How Investments and sketchy companies fucked us over

A response to Goldman Sach's article in the Time's online today
-Catch the full article here: http://READ.im/cfU

Michael Skorupski wrote:
Never mentioned was GS’s role, forcefully lobbied by Robert Rubin and Lawrence Summers of the Clinton administration, in the repealing of the Glass-Steagall act in 1999, enacted during the Great Depression to limit the financial power of ‘too-big-to-fail’ institutions by separating investment banks from commercial banks. As a result of their efforts, GS thus became ‘too-big-to-fail’, encouraging moral hazard and leveraging ever more risky investments, knowing that they would always be bailed out by the US taxpayer should their investments go sour. Nor was mentioned the curbing of predatory lending practices that had been on the agenda of most US state legislatures, only to be vetoed by Bush, acquiescing to GS lobbying – not difficult as Bush’s then Treasury Secretary Paulson was also an ex-GS CEO. The latter led to the sub-prime mess, and the former to the toxic waste of mortgage-backed securities.

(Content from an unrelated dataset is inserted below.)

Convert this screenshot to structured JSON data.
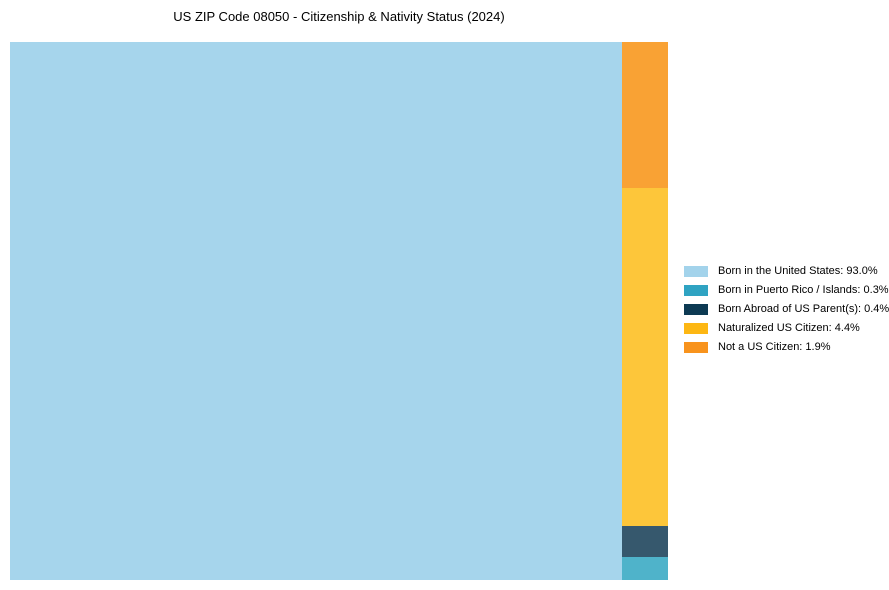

It is unbelievable that your writer had nothing to say about GS lobbying Congress and government, spending hundreds of millions in bribe money, which led us directly into the present economic crisis - getting worse by the month.
GS is making its nth fortune by engineering a massive transfer of wealth from the US and UK to China and emerging markets – borrowing at negative interest rates in the US and UK, and then investing in production and commodities in China and emerging markets. That’s where the bailout cash is flowing to, as that’s where are found the greatest returns. This money will never come back. The recipients can thank the US and UK taxpayer for being history’s greatest mugs. Future generations will look back and ask themselves what drugs were present generations on to allow government and the likes of GS, earning exorbitant commissions, to get away with such astronomical looting?